7.9.10

Scuola elementare. In fila per tre?

Rileggo un ritaglio da “La Stampa” del 6 febbraio 2010. E’ uno degli “editoriali dei lettori”, brevi commenti su temi d’attualità che il quotidiano torinese pubblica per dare voce al suo pubblico. Chi scrive, in questo caso, è tal Marco Gambella che dichiara 49 anni e il ruolo di impiegato. Non so dire se e quanto il suo scritto sulla scuola, intitolato Riformare dal basso, sia emblematico degli effetti perversi del manganellamento ideologico operato dai media berlusconizzati; so che dietro l’antisessantottismo e l’antipermissivismo sovente si nasconde, neanche tanto bene, un progetto di sfascio della scuola pubblica.

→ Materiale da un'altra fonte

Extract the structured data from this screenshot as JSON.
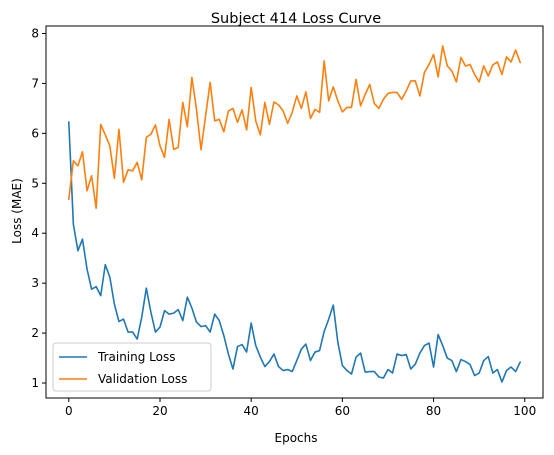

Scrive Gambella : “Non serve a niente riformare la scuola superiore, o l'università. Il cambiamento deve partire dal basso, dalla scuola elementare, che oggi non serve a niente, è solo un prolungamento della materna. Alle medie arrivano bambini che sono già abituati a bullismo e turpiloquio imparati alle elementari. Una scuola, in generale, dovrebbe soprattutto educare. Educare i futuri cittadini a svolgere il proprio dovere nel rispetto delle regole e del prossimo. Non i contenuti sono in discussione, ma i metodi. Chi è andato alle elementari fino agli Anni Sessanta ha imparato ortografia, aritmetica, storia e geografia (almeno tutte le province italiane!) perché c'era più rigore e più selezione. Si puniva. Ora nella scuola non c'è più selezione, manca il senso di responsabilità, il sapersi gestire, si trovano spaesati di fronte alla selezione vera, quella del mondo del lavoro, non avendo mai superato esami «veri». Non è vero per tutti, per fortuna, ma la maggioranza è questa. Non è abituata a lavorare”. L’articolo è insomma la richiesta di un generalizzato “ritorno all’ordine”: grembiulino, nastrino, autorità indiscutibile, punizioni (in ginocchio dietro la lavagna?), bocciature anche nella scuola dell’obbligo. La lettera, certamente scritta in buona fede, dopo aver proposto il ritorno della “fila per tre” e del servizio di leva anche per gl’immigrati, si conclude con una battuta che condivido: “Ma il permesso di soggiorno a punti e lo studio della Costituzione ci vorrebbe anche (anzi, soprattutto) per gli italiani... Gli immigrati non sono un problema. Il problema siamo noi”.

Lascio gli eventuali più articolati commenti agli eventuali frequentatori del blog. Qui propongo, in forma interrogativa, solo quattro punti di discussione.

I°. Una scuola elementare che, fin dalle elementari, punisce, boccia e seleziona, è anche una scuola che esclude ed emargina. E’ nell’interesse di una società ordinata produrre esclusi, emarginati e disadattati?

II°. Gambella non ragiona di contenuti: lascia intendere che quelli dei suoi tempi (“ortografia, aritmetica e … tutte le province italiane”) bastano e avanzano. Ma una scuola depauperata conserverebbe ruolo e importanza rispetto alla tante (troppe) sollecitazioni di una società mediatica potente e pervasiva? Non perderebbe autorevolezza?

III°. I figli degli immigrati nelle scuole ci sono e nelle elementari sono spesso tanti e diversi. Funzionerà una didattica basata su “ordine e disciplina” in un contesto così complicato o non è meglio adottare strategie che, oltre al rispetto delle regole, prevedano apertura, comprensione, valorizzazione delle diversità?

IV°. Ha senso, allora, tagliare le risorse, tornare al maestro unico, abolire (o quasi) gli insegnanti di sostegno, gonfiare il numero degli alunni per classe? Se la qualità scende diventa velleitario pretendere fiducia dai genitori e obbedienza dai bambini.